There is a lot of money going into the space industry right now. It is difficult to imagine a world where you can sustain hundreds of earth observation companies, but that increased competition is also teaching them to be sensitive to customer needs — to build sensors that are optimized towards the kind of data that are going to solve problems for both the corporate world and the government world. Of course, in situations like this not every company survives but the ones that do survive will be incredibly healthy and will be delivering data that is on point to the problems that we are going to solve.
Do you see yourself as a scientist or an executive? How would you define your leadership style?
I am certainly not a scientist because I don’t have a PhD and I studied philosophy. But I don’t see myself as an executive either. My history and my background is about taking a core fundamental technology and trying to translate that into something that is useful to a consumer — whether it is an actual consumer on an iPhone or whether it is a government or a corporation. I think there is a little bit of a lot of different skills I have — ability to understand problems really well, ability to be crisp about defining problems, ability to understand complex technologies… actually not necessarily understand them at the deepest level, but how we can apply them in the real world to solve problems…
I consider myself the Chief Philosophical Officer of Descartes Labs, trying to define the philosophy of defining who we are. Maybe that is my leadership style.

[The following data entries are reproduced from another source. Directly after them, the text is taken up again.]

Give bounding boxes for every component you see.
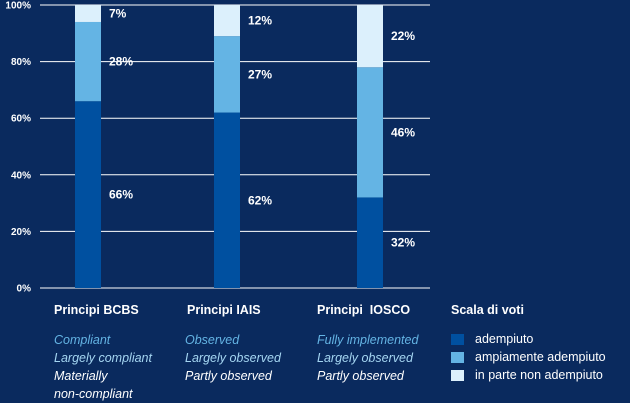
legend-label-ampiamente: ampiamente adempiuto <box>475 350 606 364</box>
data-label-in-parte: 12% <box>248 14 272 28</box>
bar-segment-adempiuto <box>75 101 101 288</box>
legend-swatch-adempiuto <box>451 333 464 345</box>
bar-segment-adempiuto <box>214 112 240 288</box>
bar-segment-in-parte <box>357 5 383 68</box>
iais-largely-observed: Largely observed <box>185 351 281 365</box>
legend-swatch-ampiamente <box>451 351 464 363</box>
iosco-largely-observed: Largely observed <box>317 351 413 365</box>
legend-item-ampiamente: ampiamente adempiuto <box>451 350 606 364</box>
bcbs-compliant: Compliant <box>54 333 111 347</box>
y-tick-label: 20% <box>11 227 31 238</box>
data-label-adempiuto: 66% <box>109 188 133 202</box>
category-label-iosco: Principi IOSCO <box>317 303 411 317</box>
data-label-in-parte: 7% <box>109 6 127 20</box>
bar-segment-ampiamente <box>214 36 240 113</box>
iosco-fully-implemented: Fully implemented <box>317 333 419 347</box>
data-label-ampiamente: 27% <box>248 67 272 81</box>
y-tick-label: 80% <box>11 57 31 68</box>
category-label-iais: Principi IAIS <box>187 303 261 317</box>
bar-segment-in-parte <box>214 5 240 37</box>
bcbs-non-compliant: non-compliant <box>54 387 133 401</box>
bcbs-materially: Materially <box>54 369 108 383</box>
y-tick-label: 0% <box>17 284 32 295</box>
stacked-bar-chart: 0% 20% 40% 60% 80% 100% 66% 28% 7% 62% 27% 12% 32% 46… <box>5 1 430 295</box>
bar-segment-ampiamente <box>75 21 101 102</box>
data-label-ampiamente: 46% <box>391 125 415 139</box>
category-label-bcbs: Principi BCBS <box>54 303 139 317</box>
iosco-descriptions: Fully implemented Largely observed Partl… <box>317 331 418 385</box>
bar-segment-in-parte <box>75 5 101 22</box>
legend-item-adempiuto: adempiuto <box>451 332 533 346</box>
iais-observed: Observed <box>185 333 240 347</box>
data-label-ampiamente: 28% <box>109 55 133 69</box>
iais-descriptions: Observed Largely observed Partly observe… <box>185 331 281 385</box>
legend-item-in-parte: in parte non adempiuto <box>451 368 603 382</box>
bar-segment-adempiuto <box>357 197 383 288</box>
y-tick-label: 40% <box>11 170 31 181</box>
iosco-partly-observed: Partly observed <box>317 369 404 383</box>
bcbs-descriptions: Compliant Largely compliant Materially n… <box>54 331 152 403</box>
legend-title: Scala di voti <box>451 303 524 317</box>
y-tick-label: 60% <box>11 114 31 125</box>
bar-segment-ampiamente <box>357 67 383 198</box>
iais-partly-observed: Partly observed <box>185 369 272 383</box>
data-label-adempiuto: 62% <box>248 193 272 207</box>
legend-label-in-parte: in parte non adempiuto <box>475 368 603 382</box>
data-label-adempiuto: 32% <box>391 236 415 250</box>
data-label-in-parte: 22% <box>391 29 415 43</box>
bcbs-largely-compliant: Largely compliant <box>54 351 152 365</box>
legend-label-adempiuto: adempiuto <box>475 332 534 346</box>
y-tick-label: 100% <box>5 1 31 12</box>
legend-swatch-in-parte <box>451 369 464 381</box>
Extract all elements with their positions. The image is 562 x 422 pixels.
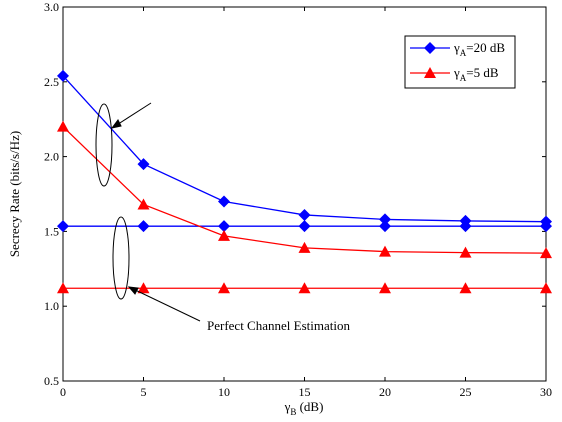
x-tick-label: 0 [60,385,66,399]
annotation-arrowhead-bottom [127,286,139,295]
series-point-2 [540,247,552,259]
series-point-0 [379,213,391,226]
legend-label-1-rest: =20 dB [466,40,505,55]
x-axis-label: γB (dB) [284,399,324,417]
y-tick-label: 1.0 [44,299,59,313]
series-point-2 [298,241,311,253]
x-axis-label-unit: (dB) [296,399,323,414]
legend-label-1-sub: A [460,48,467,58]
series-point-3 [218,282,230,294]
series-point-2 [459,246,472,258]
x-tick-label: 5 [141,385,147,399]
series-point-1 [540,220,552,233]
x-tick-label: 15 [299,385,311,399]
annotation-arrowhead-top [110,119,122,129]
legend: γA=20 dB γA=5 dB [404,35,516,89]
legend-label-2-rest: =5 dB [466,65,499,80]
y-tick-label: 3.0 [44,0,59,14]
series-point-3 [540,282,552,294]
legend-marker-1 [424,42,436,54]
y-tick-label: 0.5 [44,374,59,388]
x-axis-label-sub: B [290,407,296,417]
series-point-1 [379,220,391,233]
series-point-3 [298,282,311,294]
series-point-3 [137,282,150,294]
annotation-arrow-bottom [128,286,201,322]
series-point-3 [57,282,69,294]
series-point-2 [218,229,230,241]
series-group [57,69,552,294]
x-axis-label-gamma: γ [284,399,291,414]
legend-label-2-sub: A [460,73,467,83]
annotation-ellipse-bottom [112,216,130,300]
annotation-perfect-channel: Perfect Channel Estimation [207,318,350,333]
legend-label-1: γA=20 dB [453,40,505,58]
series-point-1 [218,220,230,233]
x-tick-label: 25 [460,385,472,399]
series-point-2 [57,120,69,132]
series-point-3 [459,282,472,294]
x-tick-label: 20 [379,385,391,399]
series-point-1 [57,220,69,233]
series-point-1 [298,220,311,233]
annotations [95,102,201,322]
series-point-0 [57,69,69,82]
series-point-0 [298,208,311,221]
annotation-ellipse-top [95,103,113,187]
legend-label-2: γA=5 dB [453,65,499,83]
legend-label-2-gamma: γ [453,65,460,80]
y-tick-label: 1.5 [44,224,59,238]
series-point-3 [379,282,391,294]
series-point-0 [218,195,230,208]
legend-marker-2 [424,67,436,78]
legend-box [404,35,516,89]
y-tick-label: 2.5 [44,75,59,89]
series-point-0 [137,158,150,171]
x-tick-label: 30 [540,385,552,399]
legend-label-1-gamma: γ [453,40,460,55]
tick-group: 0 5 10 15 20 25 30 0.5 1.0 1.5 2.0 2.5 3.0 [44,0,552,399]
series-point-2 [379,245,391,257]
series-point-2 [137,198,150,210]
series-point-1 [137,220,150,233]
series-point-1 [459,220,472,233]
x-tick-label: 10 [218,385,230,399]
y-axis-label: Secrecy Rate (bits/s/Hz) [7,131,22,257]
y-tick-label: 2.0 [44,150,59,164]
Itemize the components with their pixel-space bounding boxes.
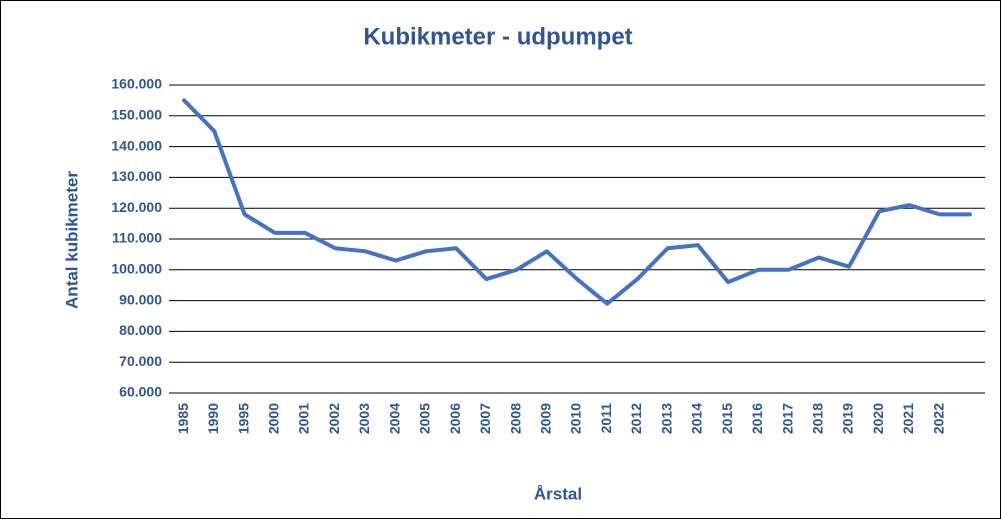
- x-tick-label: 1995: [235, 403, 251, 434]
- y-tick-label: 100.000: [111, 261, 162, 277]
- x-tick-label: 2012: [628, 403, 644, 434]
- x-tick-label: 2020: [870, 403, 886, 434]
- x-tick-label: 2009: [537, 403, 553, 434]
- x-tick-label: 1990: [205, 403, 221, 434]
- x-tick-label: 1985: [175, 403, 191, 434]
- chart-title: Kubikmeter - udpumpet: [363, 23, 632, 50]
- y-axis-title: Antal kubikmeter: [62, 171, 81, 309]
- y-tick-label: 70.000: [119, 353, 162, 369]
- x-tick-label: 2017: [779, 403, 795, 434]
- y-tick-label: 140.000: [111, 137, 162, 153]
- x-tick-label: 2005: [417, 403, 433, 434]
- x-tick-label: 2001: [296, 403, 312, 434]
- y-tick-label: 130.000: [111, 168, 162, 184]
- x-tick-label: 2022: [930, 403, 946, 434]
- x-axis-title: Årstal: [534, 484, 582, 503]
- x-tick-label: 2004: [386, 403, 402, 434]
- x-tick-label: 2006: [447, 403, 463, 434]
- y-tick-label: 120.000: [111, 199, 162, 215]
- x-tick-label: 2010: [568, 403, 584, 434]
- x-tick-label: 2000: [265, 403, 281, 434]
- x-tick-label: 2007: [477, 403, 493, 434]
- y-tick-label: 60.000: [119, 384, 162, 400]
- x-tick-label: 2013: [658, 403, 674, 434]
- y-tick-label: 150.000: [111, 107, 162, 123]
- y-tick-label: 90.000: [119, 291, 162, 307]
- y-tick-label: 80.000: [119, 322, 162, 338]
- x-tick-label: 2015: [719, 403, 735, 434]
- x-tick-label: 2002: [326, 403, 342, 434]
- x-tick-label: 2003: [356, 403, 372, 434]
- y-tick-label: 160.000: [111, 76, 162, 92]
- x-tick-label: 2016: [749, 403, 765, 434]
- x-tick-label: 2011: [598, 403, 614, 434]
- y-tick-label: 110.000: [112, 230, 162, 246]
- x-tick-label: 2014: [689, 403, 705, 434]
- x-tick-label: 2019: [840, 403, 856, 434]
- x-tick-label: 2008: [507, 403, 523, 434]
- x-tick-label: 2018: [809, 403, 825, 434]
- line-series: [182, 98, 972, 306]
- x-tick-label: 2021: [900, 403, 916, 434]
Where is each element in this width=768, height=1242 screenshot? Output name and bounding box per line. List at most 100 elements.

We are a growing company, and one of the things you have to do at this stage is to constantly evolve what your style is. I try to hire really amazing people to run different departments of the organization. I try to allow them to operate independently. I try to focus on strategic aspects and avoid getting into the weeds… although I am not successful there.
I believe the CEO must constantly redefine himself and his leadership style as the company grows. So, once we are 2,000-people strong and stable, maybe I will have defined it. For now, it is ever changing.